I have been using deeplabcut (DLC) in my laptop and it perfectly works. However, training is really long and then I started doing it inside a cluster. First of all it seemed that it was doing the training correctly, however I didn’t get the files I was supposed to. Then I upgraded DLC, and I am currently using: “DeepLabCut/22.214.171.124-Anaconda3-GPU”. With this new version, I’m trying to run deeplabcut but it is not working, and I don’t really understand why.

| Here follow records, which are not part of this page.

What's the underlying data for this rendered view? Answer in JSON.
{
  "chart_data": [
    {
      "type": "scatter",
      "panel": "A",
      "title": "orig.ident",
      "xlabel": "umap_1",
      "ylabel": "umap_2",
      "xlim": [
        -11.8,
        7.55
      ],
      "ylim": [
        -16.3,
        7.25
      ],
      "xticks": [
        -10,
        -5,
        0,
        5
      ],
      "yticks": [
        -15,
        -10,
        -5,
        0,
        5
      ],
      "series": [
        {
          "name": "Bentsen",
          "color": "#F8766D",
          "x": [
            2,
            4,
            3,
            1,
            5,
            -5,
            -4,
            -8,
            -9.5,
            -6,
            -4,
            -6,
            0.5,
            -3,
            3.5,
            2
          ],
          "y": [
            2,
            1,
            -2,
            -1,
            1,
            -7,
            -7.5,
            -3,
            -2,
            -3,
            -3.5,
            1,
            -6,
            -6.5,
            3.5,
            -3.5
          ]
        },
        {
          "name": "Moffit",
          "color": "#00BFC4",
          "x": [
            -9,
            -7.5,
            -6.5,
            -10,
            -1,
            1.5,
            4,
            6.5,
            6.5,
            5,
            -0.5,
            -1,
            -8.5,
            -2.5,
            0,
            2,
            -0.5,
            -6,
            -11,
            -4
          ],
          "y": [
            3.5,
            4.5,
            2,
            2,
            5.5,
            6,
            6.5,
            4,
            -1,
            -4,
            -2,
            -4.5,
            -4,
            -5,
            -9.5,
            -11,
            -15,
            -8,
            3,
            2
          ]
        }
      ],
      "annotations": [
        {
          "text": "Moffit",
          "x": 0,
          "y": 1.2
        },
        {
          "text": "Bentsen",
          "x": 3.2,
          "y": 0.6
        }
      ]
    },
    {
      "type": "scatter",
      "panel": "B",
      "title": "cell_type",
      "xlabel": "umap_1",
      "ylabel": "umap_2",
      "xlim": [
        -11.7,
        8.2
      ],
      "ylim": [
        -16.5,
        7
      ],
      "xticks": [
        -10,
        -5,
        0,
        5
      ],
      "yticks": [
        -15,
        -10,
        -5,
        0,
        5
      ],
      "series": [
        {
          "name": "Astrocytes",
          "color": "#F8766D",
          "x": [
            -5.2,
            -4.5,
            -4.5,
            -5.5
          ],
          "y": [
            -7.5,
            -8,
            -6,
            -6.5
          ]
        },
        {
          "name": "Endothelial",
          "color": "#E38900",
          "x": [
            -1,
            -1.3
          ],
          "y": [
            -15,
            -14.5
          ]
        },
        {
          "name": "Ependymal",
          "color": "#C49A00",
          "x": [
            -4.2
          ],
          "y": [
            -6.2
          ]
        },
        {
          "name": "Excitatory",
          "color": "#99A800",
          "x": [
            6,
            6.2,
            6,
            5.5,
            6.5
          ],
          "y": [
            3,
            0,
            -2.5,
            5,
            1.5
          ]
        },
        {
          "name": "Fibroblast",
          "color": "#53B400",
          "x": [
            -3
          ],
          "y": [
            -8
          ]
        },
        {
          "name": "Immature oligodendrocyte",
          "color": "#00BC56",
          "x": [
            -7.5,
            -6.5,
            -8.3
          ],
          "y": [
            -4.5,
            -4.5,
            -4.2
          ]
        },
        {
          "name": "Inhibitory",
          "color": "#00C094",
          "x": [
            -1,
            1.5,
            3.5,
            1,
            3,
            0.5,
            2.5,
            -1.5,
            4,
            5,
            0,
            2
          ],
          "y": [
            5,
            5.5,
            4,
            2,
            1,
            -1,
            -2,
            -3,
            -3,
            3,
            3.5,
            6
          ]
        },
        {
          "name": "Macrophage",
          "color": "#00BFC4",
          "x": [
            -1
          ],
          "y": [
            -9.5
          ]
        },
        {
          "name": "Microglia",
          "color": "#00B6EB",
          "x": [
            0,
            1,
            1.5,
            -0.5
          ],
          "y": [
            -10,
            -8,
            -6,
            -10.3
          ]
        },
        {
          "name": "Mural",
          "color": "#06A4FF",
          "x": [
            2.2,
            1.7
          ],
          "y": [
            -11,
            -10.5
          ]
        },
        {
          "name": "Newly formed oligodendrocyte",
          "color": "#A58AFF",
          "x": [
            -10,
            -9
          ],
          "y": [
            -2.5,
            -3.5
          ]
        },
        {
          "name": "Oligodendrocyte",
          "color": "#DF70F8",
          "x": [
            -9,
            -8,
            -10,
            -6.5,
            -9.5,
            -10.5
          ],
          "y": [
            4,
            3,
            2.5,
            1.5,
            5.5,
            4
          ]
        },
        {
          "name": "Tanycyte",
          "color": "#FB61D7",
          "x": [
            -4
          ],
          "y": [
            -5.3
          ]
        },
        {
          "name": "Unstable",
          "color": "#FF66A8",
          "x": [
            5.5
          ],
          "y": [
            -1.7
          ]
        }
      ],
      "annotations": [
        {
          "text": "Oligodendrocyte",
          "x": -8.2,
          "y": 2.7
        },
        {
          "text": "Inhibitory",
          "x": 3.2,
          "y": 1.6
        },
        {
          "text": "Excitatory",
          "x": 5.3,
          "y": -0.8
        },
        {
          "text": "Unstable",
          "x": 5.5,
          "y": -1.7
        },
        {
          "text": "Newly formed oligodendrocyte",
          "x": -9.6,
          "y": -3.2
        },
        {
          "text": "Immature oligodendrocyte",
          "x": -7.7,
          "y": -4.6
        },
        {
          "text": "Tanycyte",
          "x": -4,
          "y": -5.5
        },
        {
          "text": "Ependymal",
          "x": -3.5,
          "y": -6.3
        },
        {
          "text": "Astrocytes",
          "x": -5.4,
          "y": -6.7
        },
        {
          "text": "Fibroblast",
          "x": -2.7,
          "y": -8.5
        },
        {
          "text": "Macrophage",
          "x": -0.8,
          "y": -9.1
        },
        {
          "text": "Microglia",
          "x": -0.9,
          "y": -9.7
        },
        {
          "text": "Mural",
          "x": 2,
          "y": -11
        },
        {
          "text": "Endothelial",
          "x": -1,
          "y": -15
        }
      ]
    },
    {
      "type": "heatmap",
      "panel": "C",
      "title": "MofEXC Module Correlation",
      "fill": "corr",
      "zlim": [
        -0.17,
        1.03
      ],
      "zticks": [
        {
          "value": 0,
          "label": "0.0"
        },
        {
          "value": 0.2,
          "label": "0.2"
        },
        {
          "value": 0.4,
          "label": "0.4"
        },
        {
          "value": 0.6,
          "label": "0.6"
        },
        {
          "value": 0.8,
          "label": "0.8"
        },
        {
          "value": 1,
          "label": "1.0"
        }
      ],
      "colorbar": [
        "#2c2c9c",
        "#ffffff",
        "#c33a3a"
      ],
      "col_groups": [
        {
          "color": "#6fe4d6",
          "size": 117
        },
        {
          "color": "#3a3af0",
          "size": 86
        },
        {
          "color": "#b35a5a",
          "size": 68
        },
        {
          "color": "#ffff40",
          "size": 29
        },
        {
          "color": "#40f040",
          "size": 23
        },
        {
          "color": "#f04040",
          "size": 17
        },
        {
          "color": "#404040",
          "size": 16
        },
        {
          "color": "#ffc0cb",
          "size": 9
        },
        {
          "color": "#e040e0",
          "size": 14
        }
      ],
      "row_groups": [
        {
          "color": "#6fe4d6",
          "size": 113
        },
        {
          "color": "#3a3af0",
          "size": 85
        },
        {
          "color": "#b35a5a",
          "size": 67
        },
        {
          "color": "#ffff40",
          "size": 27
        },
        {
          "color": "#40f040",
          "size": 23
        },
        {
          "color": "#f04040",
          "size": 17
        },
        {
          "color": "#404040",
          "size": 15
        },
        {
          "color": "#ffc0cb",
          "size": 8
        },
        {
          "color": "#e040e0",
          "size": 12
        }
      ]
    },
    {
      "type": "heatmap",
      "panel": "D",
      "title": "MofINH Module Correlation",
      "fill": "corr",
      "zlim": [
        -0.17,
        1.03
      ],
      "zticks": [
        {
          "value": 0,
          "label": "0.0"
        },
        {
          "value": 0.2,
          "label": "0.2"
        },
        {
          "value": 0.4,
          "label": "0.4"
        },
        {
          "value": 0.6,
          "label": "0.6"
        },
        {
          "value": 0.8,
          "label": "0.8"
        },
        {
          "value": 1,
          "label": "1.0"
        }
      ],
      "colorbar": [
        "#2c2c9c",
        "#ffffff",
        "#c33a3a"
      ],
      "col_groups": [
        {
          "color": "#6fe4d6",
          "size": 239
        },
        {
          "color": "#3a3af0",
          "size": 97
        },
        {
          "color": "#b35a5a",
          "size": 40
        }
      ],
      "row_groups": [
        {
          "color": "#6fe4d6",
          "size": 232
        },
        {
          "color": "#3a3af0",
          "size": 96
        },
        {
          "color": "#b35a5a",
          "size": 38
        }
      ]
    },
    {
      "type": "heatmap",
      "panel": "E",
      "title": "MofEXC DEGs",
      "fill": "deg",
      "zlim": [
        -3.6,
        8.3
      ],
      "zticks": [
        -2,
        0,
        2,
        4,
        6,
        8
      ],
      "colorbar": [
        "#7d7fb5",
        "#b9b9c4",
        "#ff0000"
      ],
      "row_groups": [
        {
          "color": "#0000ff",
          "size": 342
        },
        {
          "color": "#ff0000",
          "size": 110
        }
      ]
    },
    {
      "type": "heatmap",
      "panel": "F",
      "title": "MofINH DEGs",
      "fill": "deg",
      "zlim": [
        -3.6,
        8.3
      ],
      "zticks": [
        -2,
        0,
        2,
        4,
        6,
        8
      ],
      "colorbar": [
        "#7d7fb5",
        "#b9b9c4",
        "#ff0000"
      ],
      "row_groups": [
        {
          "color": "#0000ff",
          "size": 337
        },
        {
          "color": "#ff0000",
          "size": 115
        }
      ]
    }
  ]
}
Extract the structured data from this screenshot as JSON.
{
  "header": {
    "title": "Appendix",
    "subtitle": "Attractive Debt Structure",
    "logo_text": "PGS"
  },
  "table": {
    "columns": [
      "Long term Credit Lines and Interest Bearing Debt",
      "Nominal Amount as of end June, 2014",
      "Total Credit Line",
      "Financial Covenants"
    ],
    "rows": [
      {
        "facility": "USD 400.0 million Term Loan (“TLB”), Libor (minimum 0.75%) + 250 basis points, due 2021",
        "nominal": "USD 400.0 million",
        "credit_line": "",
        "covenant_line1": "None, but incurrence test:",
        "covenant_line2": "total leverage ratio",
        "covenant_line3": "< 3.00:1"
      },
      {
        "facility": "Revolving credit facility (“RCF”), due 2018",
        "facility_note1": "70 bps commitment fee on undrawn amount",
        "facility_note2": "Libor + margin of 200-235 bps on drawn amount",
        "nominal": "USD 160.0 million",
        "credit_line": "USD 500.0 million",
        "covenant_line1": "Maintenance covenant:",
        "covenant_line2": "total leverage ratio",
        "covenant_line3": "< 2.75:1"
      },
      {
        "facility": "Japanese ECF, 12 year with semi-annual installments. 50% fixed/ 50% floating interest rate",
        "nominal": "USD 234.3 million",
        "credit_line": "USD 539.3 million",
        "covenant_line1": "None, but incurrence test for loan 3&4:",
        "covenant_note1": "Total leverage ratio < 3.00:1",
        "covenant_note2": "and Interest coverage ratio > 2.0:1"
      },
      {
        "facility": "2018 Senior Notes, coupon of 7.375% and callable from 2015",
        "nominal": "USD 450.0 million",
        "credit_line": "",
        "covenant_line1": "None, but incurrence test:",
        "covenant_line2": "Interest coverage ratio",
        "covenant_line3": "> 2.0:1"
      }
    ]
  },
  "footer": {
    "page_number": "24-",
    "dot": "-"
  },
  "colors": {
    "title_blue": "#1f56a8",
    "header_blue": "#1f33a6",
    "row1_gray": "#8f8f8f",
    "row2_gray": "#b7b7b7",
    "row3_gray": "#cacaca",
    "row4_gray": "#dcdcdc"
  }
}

When I was using the old DLC version, I orderered it to run for 200 000 iterations and it took 4 hours aprox. It ran for 200 000 iterations because I was typing: deeplabcut.train_network(config_path,shuffle=1, trainingsetindex=0, gputouse=None, displayiters=1000, saveiters=20000, maxiters=200000) (as it’s written in the nature protocol). However, as I said before, I didn’t get the files I was supposed to.
Now with the upgraded version it makes no iterations and says the training is stopped due to time limit. The cluster I’m using has a time limit of 12hours. But this error makes no sense because usually it takes 4 hours to make 200 000 iterations. I write below what it says:
**WARNING:tensorflow:From /opt/sci-soft/software/DeepLabCut/126.96.36.199-Anaconda3-GPU/lib/python3.6/site-packages/tensorflow/python/framework/op_def_l$** **Instructions for updating:** **Colocations handled automatically by placer.** **WARNING:tensorflow:From /opt/sci-soft/software/DeepLabCut/188.8.131.52-Anaconda3-GPU/lib/python3.6/site-packages/tensorflow/python/ops/losses/losses_$** **Instructions for updating:** **Use tf.cast instead.** **WARNING:tensorflow:From /opt/sci-soft/software/DeepLabCut/184.108.40.206-Anaconda3-GPU/lib/python3.6/site-packages/tensorflow/python/training/saver.py:$** **Instructions for updating:** **Use standard file APIs to check for files with this prefix.** **DLC loaded in light mode; you cannot use any GUI (labeling, relabeling and standalone GUI)** **Switching batchsize to 1, as default/tensorpack/deterministic loaders do not support batches >1. Use imgaug loader.** **Starting with standard pose-dataset loader.** **Initializing ResNet** **Loading ImageNet-pretrained resnet_50** **slurmstepd: error: *** JOB 1867327 ON gpuceib01 CANCELLED AT 2020-03-11T06:26:16 DUE TO TIME LIMIT *****
I don’t really understand what is happening, as I have not a big knowledge of informatics. Maybe it’s really simple but I don’t get where’s the mistake. I would really appreciate your help.